A City of Greater Geelong planning officer has
effectively re-written a firm's application for planning permission to make it more
acceptable.
The application came from Caltex franchisee Milemaker Petroleum, which wishes to build and run a service station near the junction of Jetty Road and Portarlington Road, Drysdsale.
The council officer dealing with the application effectively
rewrote it, spending considerable time and expertise to add 6 pages of
amendments and conditions to make the application more acceptable. Objectors
to the application were not offered such time and expertise.
Whose comments count?
As part of rewriting the application, the officer asked four council departments to comment on the application. The Officer’s Report adopts all their
comments. Then the public was asked to comment. At least sixteen local people
objected to the application; no-one supported it. The objections were diverse
and many were raised by several objectors.
There were many detailed technical objections, showing
that the application was an inadequate, superficial document. Basic issues such
as safety, pollution and congestion were just skipped over, even though the
application came from a firm that operates many service stations already. The officer addressed some
technical objections in rewriting the application, while dismissing other
objectors’ concerns as wrong or irrelevant.
Re-zoning by
stealth
Many objectors had argued that a service station would be
inappropriate in a Rural Living Zone, inconsistent with a variety of planning
laws and regulations and an eyesore at the town’s entrance. In response, the Officer’s Report (p36) argues that
Rural Living Zone qualities at the site in question are largely compromised by
its proximity to a busy intersection - and that this is also true of neighbouring
properties.
This is rezoning by
stealth. Either the site is in a Rural Living Zone or it isn’t. No such
dissembling marked the council’s response to a recent application by a local
resident to rezone nearby land from Rural Residential to Residential. The
council told him firmly that it didn’t want to lose the rural environment. The recent history of development in the area shows
that had this applicant been a property speculator or an oil company, he would
have received a more favourable response.
Diverse objections dismissed
Other objectors
said that the proposed service station would pose risks of fire, traffic
accidents and pollution; that these risks, together with the lights and noise from
the service station would destroy local amenity (especially if it opens 24
hours/day), inevitably reducing neighbouring property values. Objectors refuted
the need for a third service station in Drysdale, especially one just a few
hundred metres from the existing ones; and asked why there was no
consideration of how the planned Drysdale bypass would affect the junction.

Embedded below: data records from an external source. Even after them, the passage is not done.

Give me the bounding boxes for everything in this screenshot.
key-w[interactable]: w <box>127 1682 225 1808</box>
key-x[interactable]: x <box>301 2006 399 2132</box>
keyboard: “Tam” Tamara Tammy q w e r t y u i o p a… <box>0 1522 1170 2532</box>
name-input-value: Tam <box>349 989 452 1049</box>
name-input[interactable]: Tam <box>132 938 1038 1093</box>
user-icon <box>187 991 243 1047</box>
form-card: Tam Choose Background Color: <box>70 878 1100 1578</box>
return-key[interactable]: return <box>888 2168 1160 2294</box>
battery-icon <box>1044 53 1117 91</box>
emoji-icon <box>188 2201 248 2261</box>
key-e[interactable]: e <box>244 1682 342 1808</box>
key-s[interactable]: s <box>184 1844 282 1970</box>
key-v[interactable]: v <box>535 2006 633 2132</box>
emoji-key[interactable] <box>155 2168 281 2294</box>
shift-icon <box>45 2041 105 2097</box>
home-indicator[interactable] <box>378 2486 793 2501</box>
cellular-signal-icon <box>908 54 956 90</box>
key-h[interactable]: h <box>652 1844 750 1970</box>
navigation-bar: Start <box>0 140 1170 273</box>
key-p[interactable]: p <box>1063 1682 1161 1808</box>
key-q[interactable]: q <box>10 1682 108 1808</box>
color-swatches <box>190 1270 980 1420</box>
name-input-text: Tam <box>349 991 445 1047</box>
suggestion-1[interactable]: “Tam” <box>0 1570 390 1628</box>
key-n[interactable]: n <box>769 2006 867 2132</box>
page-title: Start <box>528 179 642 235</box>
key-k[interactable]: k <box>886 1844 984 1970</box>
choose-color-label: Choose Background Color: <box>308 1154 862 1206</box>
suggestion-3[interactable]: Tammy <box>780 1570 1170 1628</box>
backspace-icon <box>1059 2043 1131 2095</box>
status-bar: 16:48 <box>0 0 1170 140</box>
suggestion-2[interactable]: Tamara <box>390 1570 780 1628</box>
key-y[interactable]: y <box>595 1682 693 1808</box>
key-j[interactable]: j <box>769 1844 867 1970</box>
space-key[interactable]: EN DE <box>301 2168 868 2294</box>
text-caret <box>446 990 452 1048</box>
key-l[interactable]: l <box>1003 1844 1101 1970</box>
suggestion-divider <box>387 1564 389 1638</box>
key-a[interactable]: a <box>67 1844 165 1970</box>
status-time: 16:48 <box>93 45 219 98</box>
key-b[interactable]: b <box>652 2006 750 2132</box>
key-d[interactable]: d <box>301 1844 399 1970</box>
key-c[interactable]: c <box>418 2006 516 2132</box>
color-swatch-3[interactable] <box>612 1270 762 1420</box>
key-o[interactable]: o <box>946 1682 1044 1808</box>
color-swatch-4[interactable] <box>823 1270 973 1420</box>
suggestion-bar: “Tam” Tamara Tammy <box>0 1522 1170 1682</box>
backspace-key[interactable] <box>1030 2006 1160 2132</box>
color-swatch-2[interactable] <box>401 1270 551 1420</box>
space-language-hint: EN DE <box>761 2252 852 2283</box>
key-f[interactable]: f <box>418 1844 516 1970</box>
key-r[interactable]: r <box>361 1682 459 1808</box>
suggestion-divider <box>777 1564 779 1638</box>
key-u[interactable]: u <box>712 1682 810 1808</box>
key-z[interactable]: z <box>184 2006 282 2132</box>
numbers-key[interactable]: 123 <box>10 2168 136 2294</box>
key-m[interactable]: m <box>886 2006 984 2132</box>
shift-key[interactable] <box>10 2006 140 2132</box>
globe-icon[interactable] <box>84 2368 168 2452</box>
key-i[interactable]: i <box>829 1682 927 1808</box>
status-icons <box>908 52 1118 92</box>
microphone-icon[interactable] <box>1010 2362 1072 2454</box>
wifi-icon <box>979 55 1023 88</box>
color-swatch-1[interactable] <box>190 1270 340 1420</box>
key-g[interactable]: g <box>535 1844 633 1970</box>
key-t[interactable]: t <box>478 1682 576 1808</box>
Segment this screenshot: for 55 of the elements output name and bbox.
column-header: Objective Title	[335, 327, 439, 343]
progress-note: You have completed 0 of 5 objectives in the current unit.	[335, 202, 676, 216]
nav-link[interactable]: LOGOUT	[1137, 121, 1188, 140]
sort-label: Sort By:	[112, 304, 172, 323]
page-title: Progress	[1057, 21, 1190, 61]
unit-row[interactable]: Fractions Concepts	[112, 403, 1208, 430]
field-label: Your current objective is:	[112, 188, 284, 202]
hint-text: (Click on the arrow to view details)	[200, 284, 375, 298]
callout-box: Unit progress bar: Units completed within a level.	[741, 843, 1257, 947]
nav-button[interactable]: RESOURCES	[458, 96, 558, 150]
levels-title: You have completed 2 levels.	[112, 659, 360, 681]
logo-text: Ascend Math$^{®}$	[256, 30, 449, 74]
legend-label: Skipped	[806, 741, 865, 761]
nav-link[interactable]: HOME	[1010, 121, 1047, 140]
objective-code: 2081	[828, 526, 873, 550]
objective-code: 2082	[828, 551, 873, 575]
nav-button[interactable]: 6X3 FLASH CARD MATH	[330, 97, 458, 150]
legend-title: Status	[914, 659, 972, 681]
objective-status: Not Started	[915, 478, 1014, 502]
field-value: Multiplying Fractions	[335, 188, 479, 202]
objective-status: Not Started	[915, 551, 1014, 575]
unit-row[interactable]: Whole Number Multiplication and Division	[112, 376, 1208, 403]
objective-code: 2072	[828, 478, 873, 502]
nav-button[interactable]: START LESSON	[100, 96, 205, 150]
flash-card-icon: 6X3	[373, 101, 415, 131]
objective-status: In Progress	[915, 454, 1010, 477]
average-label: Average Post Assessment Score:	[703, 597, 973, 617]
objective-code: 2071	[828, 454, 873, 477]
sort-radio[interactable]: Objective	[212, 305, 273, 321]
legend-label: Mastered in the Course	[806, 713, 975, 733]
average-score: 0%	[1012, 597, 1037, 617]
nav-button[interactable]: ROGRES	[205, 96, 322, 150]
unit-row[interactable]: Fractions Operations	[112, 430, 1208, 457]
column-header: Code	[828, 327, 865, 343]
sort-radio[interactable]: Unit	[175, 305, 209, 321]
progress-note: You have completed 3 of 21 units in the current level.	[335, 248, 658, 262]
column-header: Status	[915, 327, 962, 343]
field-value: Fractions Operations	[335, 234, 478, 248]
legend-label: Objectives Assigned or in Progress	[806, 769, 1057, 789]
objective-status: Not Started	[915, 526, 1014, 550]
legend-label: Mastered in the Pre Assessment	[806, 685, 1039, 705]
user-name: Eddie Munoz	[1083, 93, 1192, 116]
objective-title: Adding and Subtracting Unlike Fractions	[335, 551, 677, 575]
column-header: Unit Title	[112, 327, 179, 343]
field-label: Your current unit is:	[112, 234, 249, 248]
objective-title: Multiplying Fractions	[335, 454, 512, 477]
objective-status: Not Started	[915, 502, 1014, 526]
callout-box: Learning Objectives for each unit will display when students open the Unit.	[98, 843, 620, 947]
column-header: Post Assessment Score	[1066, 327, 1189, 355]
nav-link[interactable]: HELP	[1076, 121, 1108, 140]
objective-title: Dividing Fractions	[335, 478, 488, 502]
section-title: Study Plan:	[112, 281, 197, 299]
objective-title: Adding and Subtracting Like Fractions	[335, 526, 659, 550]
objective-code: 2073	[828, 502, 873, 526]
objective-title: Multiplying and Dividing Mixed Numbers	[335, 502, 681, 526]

Finally, objectors said that the council had
managed public consultation on the application so badly as to prevent many
people from commenting on it. This charge was compounded when the council
released the 38-page Officer’s Report
on 14 April - just two days before a council Development Hearings Panel is due to decide on the application. This gave objectors – including
those at work - very little time to respond to this lengthy and complex
document.
A clash of
interests
This application highlights a clash of interests. On
one side is the narrow commercial interest of a multinational oil company –
Caltex; on the other side is a local community alarmed by yet another threat to
its green space, its character and its values. The decision on whether to
locate a service station in a Rural Living Zone is 'discretionary', so the
council's Development Hearings Panel can use its discretion to support one side or the other of that clash of
interests. Which will it be - Caltex or community?